License What it means for you

CC0 (Public Domain)

 

Total freedom. Use it, change it, sell it—no strings attached.

CC BY (Attribution)

 

Use it for anything, but you must give credit to the original creator.

CC BY-SA (Share Alike)

 

If you build something new using this data, you must release your new version under the same license.

 

Data sets are protected by copyright and so you always need to check for the 'NC' (Non-Commercial) tag if you plan to build an app on top of it. You must always credit the source, and if a dataset is labeled CC BY-NC, you cannot use it in a product that you charge money for.

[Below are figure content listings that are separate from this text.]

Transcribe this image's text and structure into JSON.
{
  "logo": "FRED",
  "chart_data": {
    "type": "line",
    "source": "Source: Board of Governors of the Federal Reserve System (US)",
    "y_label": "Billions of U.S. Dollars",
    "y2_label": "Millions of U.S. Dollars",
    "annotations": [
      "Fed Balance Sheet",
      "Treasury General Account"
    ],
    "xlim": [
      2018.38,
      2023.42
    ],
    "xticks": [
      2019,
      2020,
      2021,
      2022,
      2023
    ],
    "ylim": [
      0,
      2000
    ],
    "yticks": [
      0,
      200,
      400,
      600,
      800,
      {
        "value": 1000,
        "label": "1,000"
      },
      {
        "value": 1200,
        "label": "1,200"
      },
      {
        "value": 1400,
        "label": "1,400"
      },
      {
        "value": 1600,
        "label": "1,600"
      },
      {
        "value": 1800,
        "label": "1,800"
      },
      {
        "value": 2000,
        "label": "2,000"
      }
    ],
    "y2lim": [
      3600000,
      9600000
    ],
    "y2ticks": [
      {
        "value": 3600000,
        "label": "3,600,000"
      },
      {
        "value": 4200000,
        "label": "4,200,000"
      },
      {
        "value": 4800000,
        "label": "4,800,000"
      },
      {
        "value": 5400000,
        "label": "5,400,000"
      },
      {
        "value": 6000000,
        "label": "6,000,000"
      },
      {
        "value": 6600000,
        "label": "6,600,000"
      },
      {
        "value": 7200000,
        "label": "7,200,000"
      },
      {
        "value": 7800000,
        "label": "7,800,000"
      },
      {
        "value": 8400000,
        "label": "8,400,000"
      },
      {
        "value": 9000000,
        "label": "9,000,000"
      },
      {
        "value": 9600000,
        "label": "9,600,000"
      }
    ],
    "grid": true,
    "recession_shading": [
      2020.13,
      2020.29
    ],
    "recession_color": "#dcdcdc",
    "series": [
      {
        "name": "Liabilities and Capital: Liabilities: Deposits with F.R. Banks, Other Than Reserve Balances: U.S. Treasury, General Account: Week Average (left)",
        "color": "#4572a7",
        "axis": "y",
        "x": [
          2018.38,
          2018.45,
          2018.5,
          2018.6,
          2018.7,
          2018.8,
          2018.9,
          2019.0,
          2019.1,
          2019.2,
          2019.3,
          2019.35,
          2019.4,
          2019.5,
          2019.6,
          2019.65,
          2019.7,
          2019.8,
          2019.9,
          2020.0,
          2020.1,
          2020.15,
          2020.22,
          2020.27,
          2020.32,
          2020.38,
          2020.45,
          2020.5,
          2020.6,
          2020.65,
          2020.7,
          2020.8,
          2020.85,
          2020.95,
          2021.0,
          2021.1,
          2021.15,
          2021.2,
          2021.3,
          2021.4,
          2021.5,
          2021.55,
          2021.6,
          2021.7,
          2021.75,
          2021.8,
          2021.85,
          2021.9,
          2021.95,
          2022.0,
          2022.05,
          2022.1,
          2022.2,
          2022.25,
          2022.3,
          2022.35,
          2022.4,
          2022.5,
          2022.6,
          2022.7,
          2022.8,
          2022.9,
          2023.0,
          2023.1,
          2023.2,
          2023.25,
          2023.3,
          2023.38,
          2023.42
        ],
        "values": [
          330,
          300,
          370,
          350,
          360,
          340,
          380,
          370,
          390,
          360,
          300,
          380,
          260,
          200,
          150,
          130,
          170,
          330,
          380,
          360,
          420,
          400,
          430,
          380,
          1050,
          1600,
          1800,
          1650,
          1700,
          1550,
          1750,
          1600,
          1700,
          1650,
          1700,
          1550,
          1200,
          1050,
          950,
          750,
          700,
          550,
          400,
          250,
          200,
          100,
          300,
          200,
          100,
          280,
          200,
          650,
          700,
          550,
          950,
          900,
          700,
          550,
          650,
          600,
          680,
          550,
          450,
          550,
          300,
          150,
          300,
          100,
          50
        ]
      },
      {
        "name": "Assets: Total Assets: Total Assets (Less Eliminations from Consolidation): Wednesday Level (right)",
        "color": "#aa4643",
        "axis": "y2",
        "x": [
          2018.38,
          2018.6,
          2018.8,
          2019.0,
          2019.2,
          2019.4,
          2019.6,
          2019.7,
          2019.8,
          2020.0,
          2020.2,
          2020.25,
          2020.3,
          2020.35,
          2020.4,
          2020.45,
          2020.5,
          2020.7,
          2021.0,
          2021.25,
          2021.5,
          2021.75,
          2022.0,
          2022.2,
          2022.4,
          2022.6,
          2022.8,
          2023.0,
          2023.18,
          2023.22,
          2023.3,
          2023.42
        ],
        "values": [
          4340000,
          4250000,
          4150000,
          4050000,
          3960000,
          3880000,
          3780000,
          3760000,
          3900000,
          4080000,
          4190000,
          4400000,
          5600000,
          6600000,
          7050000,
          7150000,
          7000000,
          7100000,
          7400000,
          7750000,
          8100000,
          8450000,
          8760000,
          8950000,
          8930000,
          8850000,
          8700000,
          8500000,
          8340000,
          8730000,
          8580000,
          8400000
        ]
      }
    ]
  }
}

How to Actually Benefit from Open Data

So, how do you turn these stars and licenses into value?

Market Intelligence

Use census and demographic open data to decide where to open your next physical office or who to target with your ads.

Product Enrichment

If you have a property sales or services site, pull in open data about local school ratings or air quality to make your listings more valuable than the competition.

Efficiency & Cost Savings

Buying proprietary map data, weather feeds or traffic data is pointless when the government provides high-quality versions for free.

Social Proof & Trust

Publishing your own 'open' impact reports (using 3-star CSVs) builds massive trust with customers who are tired of vague marketing claims.

Open data is more than a technical standard. It provides opportunities for real economic growth and data that is not hidden behind a paywall. By looking for 3-star + data and respecting Creative Commons licenses, you can access a multi-billion dollar information infrastructure from a student laptop.

In 2026, our IoA Student Members will be working with Open Data to evidence their ability to add value to their future employers by leveraging these free resources.